Node names, variable instantiation, and matches

We will use the terms (lhs, rhs and inp) as introduced above to refer to the parts of a generic metarule being applied to an input tree. The nodes at lhs can take three different forms: a constant node, a typed variable node, and a non-typed variable node. The naming conventions for these different classes of nodes is given below.

• Constant Node: Its name must not initiate by a question mark (`?' character). They are like we expect for names to be in normal XTAG trees; for instance, inp is expected to have only constant nodes. Some examples of constant nodes are NP, V, NP<sub>0</sub>, NP<sub>1</sub>, S<sub>r</sub>. We will call the two parts that compose such names the stem and the subscript. In the examples above NP, V and S are stems and 0, 1, r are subscripts. Notice that the subscript part can also be empty as in two of the above examples.
• Non-Typed Variable Node: Its name initiates by a question mark (`?'), followed by a sequence of digits (i.e. a number) which uniquely identifies the variable. Examples: ?1, ?3, ?3452^25.2. We assume that there is no stem and no subscript in this names, i.e., `?' is just a meta-character to introduce a variable, and the number is the variable identifier.
• Typed Variable Node: Its name initiates by a question mark (`?') followed by a sequence of digits, but is additionally followed by a type specifiers definition. A type specifiers definition is a sequence of one or more type specifier separated by a slash (`/'). A type specifier has the same form of a regular XTAG node name (like the constant nodes), except that the subscript can be also a question mark. Examples of typed variables are: ?1VP (a single type specifier with stem VP and no subscript), ?3NP<sub>1</sub>/PP (two type specifiers, NP<sub>1</sub> and PP), ?1NP<sub>?</sub> (one type specifier, NP<sub>?</sub> with undetermined subscript). We'll see ahead that each type specifier represents an alternative for matching, and the presence of `?' in subscript position of a type specifier means that matching will only check for the stem ^25.3.

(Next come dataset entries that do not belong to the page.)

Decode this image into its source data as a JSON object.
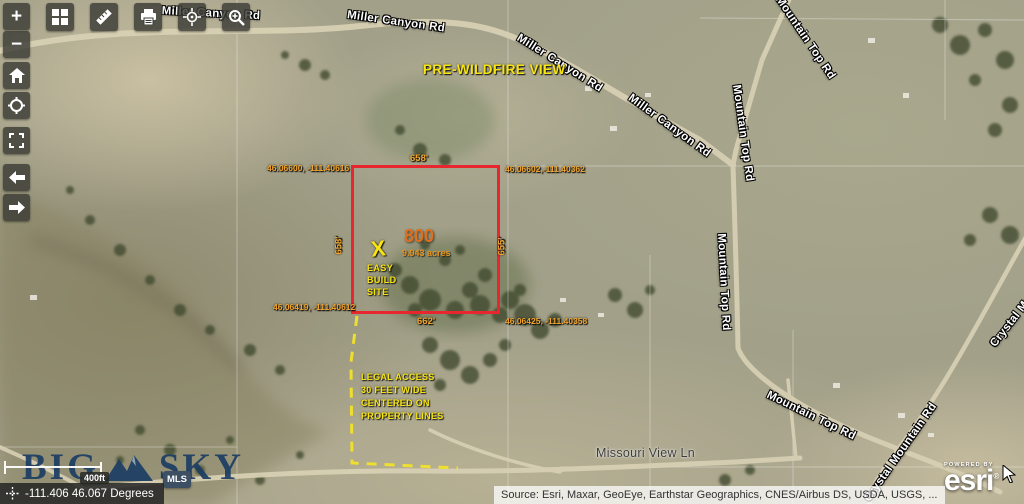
{
  "annotations": {
    "view_label": "PRE-WILDFIRE VIEW",
    "parcel": {
      "number": "800",
      "acreage": "9.943 acres",
      "marker": "X",
      "build_site": [
        "EASY",
        "BUILD",
        "SITE"
      ],
      "corners": {
        "top_left": "46.06600, -111.40616",
        "top_right": "46.06602,-111.40362",
        "bottom_left": "46.06419, -111.40612",
        "bottom_right": "46.06425, -111.40358"
      },
      "sides": {
        "top": "658'",
        "left": "658'",
        "right": "655'",
        "bottom": "662'"
      }
    },
    "legal_access": [
      "LEGAL ACCESS",
      "30 FEET WIDE",
      "CENTERED ON",
      "PROPERTY LINES"
    ],
    "colors": {
      "parcel_outline": "#e8262d",
      "measurement_text": "#f2a42c",
      "parcel_number": "#dd6f1e",
      "note_yellow": "#f7e410"
    }
  },
  "roads": {
    "labels": [
      "Miller Canyon Rd",
      "Miller Canyon Rd",
      "Miller Canyon Rd",
      "Miller Canyon Rd",
      "Mountain Top Rd",
      "Mountain Top Rd",
      "Mountain Top Rd",
      "Mountain Top Rd",
      "Missouri View Ln",
      "Crystal Mountain Rd",
      "Crystal Mountain Rd"
    ]
  },
  "controls": {
    "zoom_in": "+",
    "zoom_out": "−",
    "icons": {
      "home": "home",
      "locate": "crosshair-circle",
      "fullscreen": "expand",
      "back": "arrow-left",
      "forward": "arrow-right",
      "basemap": "grid",
      "measure": "ruler",
      "print": "printer",
      "gps": "crosshair",
      "zoom_tool": "magnifier-plus"
    }
  },
  "scalebar": {
    "label": "400ft"
  },
  "statusbar": {
    "coordinates": "-111.406 46.067 Degrees"
  },
  "branding": {
    "big": "BIG",
    "sky": "SKY",
    "mls": "MLS"
  },
  "attribution": {
    "source": "Source: Esri, Maxar, GeoEye, Earthstar Geographics, CNES/Airbus DS, USDA, USGS, ...",
    "powered_by": "POWERED BY",
    "esri": "esri"
  }
}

During the process of matching, variables are associated (we use the term instantiated) with `tree material'. According to its class a variable can be instantiated with different kinds of tree material:

• A typed variable will be instantiated with exactly one node of the input tree, which is in accordance to one of its type specifiers (The full rule is in the following subsection).
• A non-typed variable will be instantiated with a range of subtrees. These subtrees will be taken from one of the nodes of the input tree inp. Hence, there will a node n in inp, with subtrees n.t₁, n.t₂, ..., n.t_k, in this order, where the variable will be instantiated with some subsequence of these subtrees (e.g., n.t₂, n.t₃, n.t₄). Note however, that some of these subtrees, may be incomplete, i.e., they may not go all the way to the bottom leaves. Entire subtrees may be removed. Actually for each child of the non-typed variable node, one subtree that matches this child subtree will be removed from some of the n.t_i(maybe an entire n.t_i), leaving in place a mark for inserting material during the substitution of occurences at rhs.
  Notice still that the variable can be instantiated with a single tree and even with no tree.

We define a match to be a complete instantiation of all variables appearing in the metarule. In the process of matching, there may be several possible ways of instantiating the set of variables of the metarule, i.e., several possible matches. This is due to the presence of non-typed variables. Now, we are ready to define what we mean by a successful matching. The process of matching is successful if the number of possible matches is greater then 0. When there is no possible match the process is said to fail. In addition to return success or failure, the process also return the set of all possible matches, which will be used for generating the output.